-
Notifications
You must be signed in to change notification settings - Fork 0
Description
Summary
When ShardedNphdIndex.add() is called with a batch of keys where one key already exists in the index, usearch raises RuntimeError: Duplicate keys not allowed in high-level wrappers. The error is propagated but:
- All new keys in the batch are silently dropped — none are added
- The internal
sizecounter increments for keys processed before the duplicate was detected
This leaves the index in an inconsistent state where size is wrong.
Versions
iscc-usearch==0.6.0usearch==2.24.0- Python 3.12, Windows
Reproduction
import tempfile
import numpy as np
from iscc_usearch import ShardedNphdIndex
with tempfile.TemporaryDirectory() as tmpdir:
idx = ShardedNphdIndex(path=tmpdir, max_dim=256)
# Add key 50 and 100
idx.add([50, 100], [
np.random.randint(0, 256, size=32, dtype=np.uint8),
np.random.randint(0, 256, size=32, dtype=np.uint8),
])
print(f"After initial add: size={idx.size}") # 2
# Batch: [10, 20, 50, 30, 100] — keys 50 and 100 already exist
keys = [10, 20, 50, 30, 100]
vecs = [np.random.randint(0, 256, size=32, dtype=np.uint8) for _ in range(5)]
try:
idx.add(keys, vecs)
except RuntimeError as e:
print(f"Error: {e}")
print(f"Size after failure: {idx.size}") # 4 (WRONG — should be 2)

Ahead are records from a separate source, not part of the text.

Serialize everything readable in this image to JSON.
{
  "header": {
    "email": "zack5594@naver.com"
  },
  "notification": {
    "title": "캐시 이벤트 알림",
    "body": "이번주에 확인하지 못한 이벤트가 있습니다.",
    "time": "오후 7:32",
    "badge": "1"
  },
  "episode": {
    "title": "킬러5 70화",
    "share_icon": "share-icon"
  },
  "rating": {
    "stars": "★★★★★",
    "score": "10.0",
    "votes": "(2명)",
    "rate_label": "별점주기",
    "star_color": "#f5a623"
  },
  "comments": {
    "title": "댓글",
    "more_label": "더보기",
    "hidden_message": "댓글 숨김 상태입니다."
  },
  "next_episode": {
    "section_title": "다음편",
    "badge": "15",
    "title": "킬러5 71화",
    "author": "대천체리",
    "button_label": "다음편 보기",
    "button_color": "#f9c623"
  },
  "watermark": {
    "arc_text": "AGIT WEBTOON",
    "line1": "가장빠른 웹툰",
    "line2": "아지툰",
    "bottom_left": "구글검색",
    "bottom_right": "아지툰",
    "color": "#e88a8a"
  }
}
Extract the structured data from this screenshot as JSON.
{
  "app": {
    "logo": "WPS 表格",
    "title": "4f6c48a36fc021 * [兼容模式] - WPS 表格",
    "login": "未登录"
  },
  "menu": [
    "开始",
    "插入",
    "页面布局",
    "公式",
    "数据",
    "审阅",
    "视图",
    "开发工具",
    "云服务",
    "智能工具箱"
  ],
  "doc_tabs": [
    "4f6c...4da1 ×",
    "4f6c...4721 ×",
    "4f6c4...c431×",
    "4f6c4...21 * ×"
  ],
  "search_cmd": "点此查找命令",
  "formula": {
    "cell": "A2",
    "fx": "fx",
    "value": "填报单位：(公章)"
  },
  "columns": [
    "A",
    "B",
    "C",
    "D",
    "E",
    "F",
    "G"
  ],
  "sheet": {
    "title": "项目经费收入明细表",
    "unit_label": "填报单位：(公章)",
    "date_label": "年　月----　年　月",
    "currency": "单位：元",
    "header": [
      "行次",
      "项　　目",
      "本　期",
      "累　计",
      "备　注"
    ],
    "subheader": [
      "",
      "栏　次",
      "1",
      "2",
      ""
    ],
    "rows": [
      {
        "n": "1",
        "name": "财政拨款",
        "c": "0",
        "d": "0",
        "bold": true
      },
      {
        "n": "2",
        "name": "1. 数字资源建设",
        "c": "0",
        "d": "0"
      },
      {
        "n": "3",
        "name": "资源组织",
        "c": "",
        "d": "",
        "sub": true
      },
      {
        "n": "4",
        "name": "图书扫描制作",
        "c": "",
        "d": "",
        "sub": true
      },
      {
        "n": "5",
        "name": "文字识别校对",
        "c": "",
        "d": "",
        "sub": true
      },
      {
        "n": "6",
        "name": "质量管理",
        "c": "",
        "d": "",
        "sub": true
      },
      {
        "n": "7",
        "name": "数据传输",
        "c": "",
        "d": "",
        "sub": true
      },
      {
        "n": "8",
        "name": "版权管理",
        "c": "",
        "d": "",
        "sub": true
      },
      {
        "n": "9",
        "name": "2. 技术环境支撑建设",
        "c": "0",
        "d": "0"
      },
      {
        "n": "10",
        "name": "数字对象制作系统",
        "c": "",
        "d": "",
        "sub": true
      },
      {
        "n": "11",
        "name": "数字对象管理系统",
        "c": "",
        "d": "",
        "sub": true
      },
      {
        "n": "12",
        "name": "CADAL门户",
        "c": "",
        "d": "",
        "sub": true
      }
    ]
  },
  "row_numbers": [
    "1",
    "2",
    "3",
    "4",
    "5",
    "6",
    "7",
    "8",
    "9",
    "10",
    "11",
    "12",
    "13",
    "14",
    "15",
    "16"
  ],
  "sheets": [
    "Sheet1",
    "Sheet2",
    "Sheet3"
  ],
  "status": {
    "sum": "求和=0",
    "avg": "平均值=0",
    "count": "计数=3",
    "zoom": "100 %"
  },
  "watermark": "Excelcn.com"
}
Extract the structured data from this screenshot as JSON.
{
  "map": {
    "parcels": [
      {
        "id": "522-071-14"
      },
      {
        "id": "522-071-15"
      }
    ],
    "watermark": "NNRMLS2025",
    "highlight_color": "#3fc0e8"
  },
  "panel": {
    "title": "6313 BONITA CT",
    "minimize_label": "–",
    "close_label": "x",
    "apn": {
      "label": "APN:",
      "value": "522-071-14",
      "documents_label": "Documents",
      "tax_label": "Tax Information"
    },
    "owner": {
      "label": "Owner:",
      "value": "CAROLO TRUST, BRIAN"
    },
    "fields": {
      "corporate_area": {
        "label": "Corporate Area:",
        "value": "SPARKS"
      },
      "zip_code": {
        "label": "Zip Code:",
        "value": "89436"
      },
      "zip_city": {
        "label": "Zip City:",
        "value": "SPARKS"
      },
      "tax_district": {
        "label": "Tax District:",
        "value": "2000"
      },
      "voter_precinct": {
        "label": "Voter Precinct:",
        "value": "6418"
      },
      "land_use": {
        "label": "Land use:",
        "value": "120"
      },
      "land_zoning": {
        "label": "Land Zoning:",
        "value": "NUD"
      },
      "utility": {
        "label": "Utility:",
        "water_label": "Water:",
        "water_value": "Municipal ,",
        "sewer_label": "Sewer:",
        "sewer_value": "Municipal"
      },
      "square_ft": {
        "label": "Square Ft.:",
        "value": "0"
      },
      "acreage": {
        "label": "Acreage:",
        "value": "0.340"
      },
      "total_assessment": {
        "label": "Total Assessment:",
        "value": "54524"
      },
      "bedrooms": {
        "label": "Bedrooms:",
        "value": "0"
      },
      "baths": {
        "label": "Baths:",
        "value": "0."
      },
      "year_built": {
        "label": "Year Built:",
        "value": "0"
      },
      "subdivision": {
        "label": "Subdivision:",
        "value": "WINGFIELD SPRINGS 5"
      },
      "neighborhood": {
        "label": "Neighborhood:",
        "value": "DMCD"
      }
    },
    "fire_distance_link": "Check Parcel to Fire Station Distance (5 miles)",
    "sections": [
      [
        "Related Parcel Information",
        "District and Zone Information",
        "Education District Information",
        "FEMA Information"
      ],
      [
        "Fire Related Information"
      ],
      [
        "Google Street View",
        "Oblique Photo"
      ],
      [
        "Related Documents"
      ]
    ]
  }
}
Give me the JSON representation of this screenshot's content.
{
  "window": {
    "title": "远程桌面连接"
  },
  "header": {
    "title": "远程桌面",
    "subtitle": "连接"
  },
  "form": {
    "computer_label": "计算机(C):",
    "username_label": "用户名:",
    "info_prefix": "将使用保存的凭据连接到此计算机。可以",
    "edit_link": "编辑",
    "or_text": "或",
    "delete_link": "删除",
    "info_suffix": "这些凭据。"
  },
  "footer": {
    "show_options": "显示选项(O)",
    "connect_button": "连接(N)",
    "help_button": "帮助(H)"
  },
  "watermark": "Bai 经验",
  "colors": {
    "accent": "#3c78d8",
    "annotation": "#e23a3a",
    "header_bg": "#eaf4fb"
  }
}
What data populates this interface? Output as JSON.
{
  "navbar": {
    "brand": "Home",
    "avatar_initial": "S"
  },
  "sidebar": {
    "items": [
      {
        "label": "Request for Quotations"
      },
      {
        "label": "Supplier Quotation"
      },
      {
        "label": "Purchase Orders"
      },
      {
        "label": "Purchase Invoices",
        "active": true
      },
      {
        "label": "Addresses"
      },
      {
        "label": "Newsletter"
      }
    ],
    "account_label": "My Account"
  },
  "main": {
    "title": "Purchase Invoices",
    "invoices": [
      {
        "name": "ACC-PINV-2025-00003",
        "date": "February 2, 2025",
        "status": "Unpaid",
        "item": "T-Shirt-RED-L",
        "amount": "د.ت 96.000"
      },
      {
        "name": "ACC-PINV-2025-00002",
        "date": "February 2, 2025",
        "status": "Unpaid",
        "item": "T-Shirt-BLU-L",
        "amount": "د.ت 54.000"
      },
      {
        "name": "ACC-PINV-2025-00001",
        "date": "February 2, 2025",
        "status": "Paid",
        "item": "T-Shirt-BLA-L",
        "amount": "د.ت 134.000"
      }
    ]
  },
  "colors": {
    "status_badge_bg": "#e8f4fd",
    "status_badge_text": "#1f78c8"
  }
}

for k in [10, 20, 50, 30, 100]:
print(f" Key {k} exists: {idx.contains(k)}")
# Only 50 and 100 exist — 10, 20, 30 were NOT addedOutput:
After initial add: size=2
Error: Duplicate keys not allowed in high-level wrappers
Size after failure: 4
Key 10 exists: False
Key 20 exists: False
Key 50 exists: True
Key 30 exists: False
Key 100 exists: True
Expected Behavior
Options (in order of preference):
- Best:
add()succeeds for new keys, raises only for actual duplicates — add keys 10, 20, 30 and reject only 50 and 100. This matchesadd_once()semantics but for the error case. - OK: Atomic rollback — if any key is a duplicate, reject the entire batch AND keep
sizeconsistent (don't increment for rejected keys). - Minimum: Consistent
size— if the batch is rejected, at least don't corrupt the size counter.
Context
This was discovered while investigating a missing vector in iscc-search. The current add_assets() flow works around this by calling remove(ALL_keys) before add(ALL_keys) on every batch, even for first-time adds. This is wasteful but necessary to avoid the RuntimeError. Ideally we'd only need to remove keys that actually exist (or use upsert() / add_once() depending on semantics).
Upstream
The RuntimeError originates from usearch's _add_to_compiled → compiled.add_many(). The size counter corruption likely happens in ShardedIndex.add() where bloom filter / tombstone bookkeeping runs before the error propagates.